As a CEO and/or leader of an organization, culture is your number one priority. One of the most important decisions leaders make is the type of norms one will bring into one’s organizational culture: “business norms” or “social norms.” Business norms are all those things we associate with business: quid pro quo, this for that, things are paid for in an agreed upon currency, and payment is typically made at time of exchange. Social norms are different. Social norms have a softer side. Social norms are what drive us to open a door for someone else or give up our seat on public transportation for an elderly person. Payment isn’t necessarily expected, and if it is, it may not come at time of service. Because these are two different behavioral norms, they drive different sets of behaviors. Business norms drive much more self-interested, self-serving, internally competitive, “profit comes first” behaviors. Social norms drive much more collaborative, team-oriented, “profit follows culture” behaviors. In short, business norms drive more of the behaviors we don’t want; social norms drive more of the behaviors we do want.
Case in point: The never-ending saga of Wells Fargo. Whenever you see or read about a company that has a seemingly endless stream of illegal and/or unethical behaviors across the entire company, you should always look first to the culture and the application of business norms, as they often internally justify the behaviors in pursuit of profit.
Wells Fargo is currently the third largest bank in America, and it had a long and reputable history … until 2016.
September 8, 2016: A story was published that Wells Fargo employees had created more than 2 million bank and credit card accounts – without the knowledge of their customers. The company was fined $185 million. Wells Fargo fired 5300 employees for reasons related to the scandal. The CEO at the time, John Stumpf, stated, “We don’t have a culture issue. This happened because of 5300 bad hires.”
September 28, 2016: Wells Fargo was accused of illegally repossessing service members’ cars. The bank paid $24 million to settle these charges.
January 23, 2017: Wells Fargo acknowledged that it retaliated against employees who tried to raise concerns about the fake accounts being created.
March 27, 2017: Wells Fargo was accused of discriminatory and illegal lending practices. The company settled a class action lawsuit and promised $110 million to the customers it wronged.
April 21, 2017: The Wells Fargo class action lawsuit settlement was increased to $142 million.
June 14, 2017: A new lawsuit claimed Wells Fargo modified mortgages without authorization from its customers. The bank “strongly denied” the charges.
July 27, 2017: Wells Fargo admitted it charged at least 570,000 customers for unnecessary auto insurance. An internal review revealed that approximately 20,000 people may have defaulted on their auto loans because of the increased charges.
August 4, 2017: Wells Fargo was sued for overcharging small businesses for credit card transactions.

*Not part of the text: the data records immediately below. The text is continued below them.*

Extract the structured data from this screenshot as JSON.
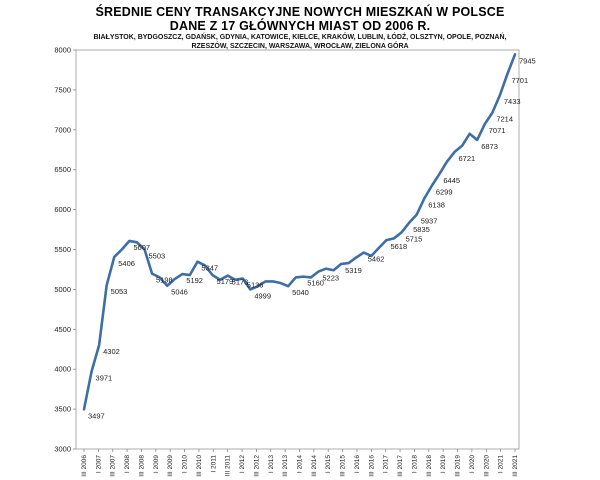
{
  "chart_data": {
    "type": "line",
    "title": "ŚREDNIE CENY TRANSAKCYJNE NOWYCH MIESZKAŃ W POLSCE",
    "subtitle": "DANE Z 17 GŁÓWNYCH MIAST OD 2006 R.",
    "cities_line1": "BIAŁYSTOK, BYDGOSZCZ, GDAŃSK, GDYNIA, KATOWICE, KIELCE, KRAKÓW, LUBLIN, ŁÓDŹ, OLSZTYN, OPOLE, POZNAŃ,",
    "cities_line2": "RZESZÓW, SZCZECIN, WARSZAWA, WROCŁAW, ZIELONA GÓRA",
    "xlabel": "",
    "ylabel": "",
    "ylim": [
      3000,
      8000
    ],
    "y_ticks": [
      3000,
      3500,
      4000,
      4500,
      5000,
      5500,
      6000,
      6500,
      7000,
      7500,
      8000
    ],
    "grid": false,
    "line_color": "#3f6ea6",
    "x_tick_labels": [
      "III 2006",
      "I 2007",
      "III 2007",
      "I 2008",
      "III 2008",
      "I 2009",
      "III 2009",
      "I 2010",
      "III 2010",
      "I 2011",
      "III 2011",
      "I 2012",
      "III 2012",
      "I 2013",
      "III 2013",
      "I 2014",
      "III 2014",
      "I 2015",
      "III 2015",
      "I 2016",
      "III 2016",
      "I 2017",
      "III 2017",
      "I 2018",
      "III 2018",
      "I 2019",
      "III 2019",
      "I 2020",
      "III 2020",
      "I 2021",
      "III 2021"
    ],
    "values": [
      3497,
      3971,
      4302,
      5053,
      5406,
      5500,
      5607,
      5590,
      5503,
      5198,
      5150,
      5046,
      5130,
      5192,
      5180,
      5347,
      5300,
      5179,
      5120,
      5173,
      5120,
      5136,
      4999,
      5040,
      5100,
      5100,
      5080,
      5040,
      5150,
      5160,
      5150,
      5223,
      5260,
      5240,
      5319,
      5330,
      5400,
      5462,
      5420,
      5520,
      5618,
      5640,
      5715,
      5835,
      5937,
      6138,
      6299,
      6445,
      6600,
      6721,
      6800,
      6950,
      6873,
      7071,
      7214,
      7433,
      7701,
      7945
    ],
    "labeled_points": [
      {
        "i": 0,
        "label": "3497"
      },
      {
        "i": 1,
        "label": "3971"
      },
      {
        "i": 2,
        "label": "4302"
      },
      {
        "i": 3,
        "label": "5053"
      },
      {
        "i": 4,
        "label": "5406"
      },
      {
        "i": 6,
        "label": "5607"
      },
      {
        "i": 8,
        "label": "5503"
      },
      {
        "i": 9,
        "label": "5198"
      },
      {
        "i": 11,
        "label": "5046"
      },
      {
        "i": 13,
        "label": "5192"
      },
      {
        "i": 15,
        "label": "5347"
      },
      {
        "i": 17,
        "label": "5179"
      },
      {
        "i": 19,
        "label": "5173"
      },
      {
        "i": 21,
        "label": "5136"
      },
      {
        "i": 22,
        "label": "4999"
      },
      {
        "i": 27,
        "label": "5040"
      },
      {
        "i": 29,
        "label": "5160"
      },
      {
        "i": 31,
        "label": "5223"
      },
      {
        "i": 34,
        "label": "5319"
      },
      {
        "i": 37,
        "label": "5462"
      },
      {
        "i": 40,
        "label": "5618"
      },
      {
        "i": 42,
        "label": "5715"
      },
      {
        "i": 43,
        "label": "5835"
      },
      {
        "i": 44,
        "label": "5937"
      },
      {
        "i": 45,
        "label": "6138"
      },
      {
        "i": 46,
        "label": "6299"
      },
      {
        "i": 47,
        "label": "6445"
      },
      {
        "i": 49,
        "label": "6721"
      },
      {
        "i": 52,
        "label": "6873"
      },
      {
        "i": 53,
        "label": "7071"
      },
      {
        "i": 54,
        "label": "7214"
      },
      {
        "i": 55,
        "label": "7433"
      },
      {
        "i": 56,
        "label": "7701"
      },
      {
        "i": 57,
        "label": "7945"
      }
    ]
  }
}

August 31, 2017: An additional 1.4 million fake accounts were identified, bringing the total number of fake accounts created to 3.5 million.
October 3, 2017: Wells Fargo admitted to wrongly fining 110,000 mortgage holders for missing a deadline that was the bank’s fault.
November 13, 2017: Wells Fargo admitted to illegally repossessing cars from another 450 service members. The bank agreed to pay an additional $5.4 million.
April 20, 2018: The Consumer Financial Protection Bureau and the Office of the Comptroller of the Currency announced that Wells Fargo will be fined $1 billion for their car insurance and mortgage practices.
Wells Fargo is a classic example of a company that established a culture using business norms. If you look at any company that has had a financial scandal over the last 50 years (Enron, Tyco, WorldCom, the VA scandal), they were all using business norms. Business norms lend themselves to financial scandal because profit comes first – often at the expense of all else, including culture. Social norms insulate a company from financial scandal because profit is a result of a collaborative culture.
What type of norms are you using in your company culture? Are you employees collaborating with each other to serve your customers and business partners or are they competing for an individual win and/or thinking about the bottom line first? Do your customers and business partners feel like actual partners in a shared endeavor or do they feel “nickel and dimed” at every turn? If you’re not sure, you may want to take a closer look at the norms in your culture – understanding that it is social norms that drive more of the behaviors we do want.
Let’s cultivate a strong culture – together!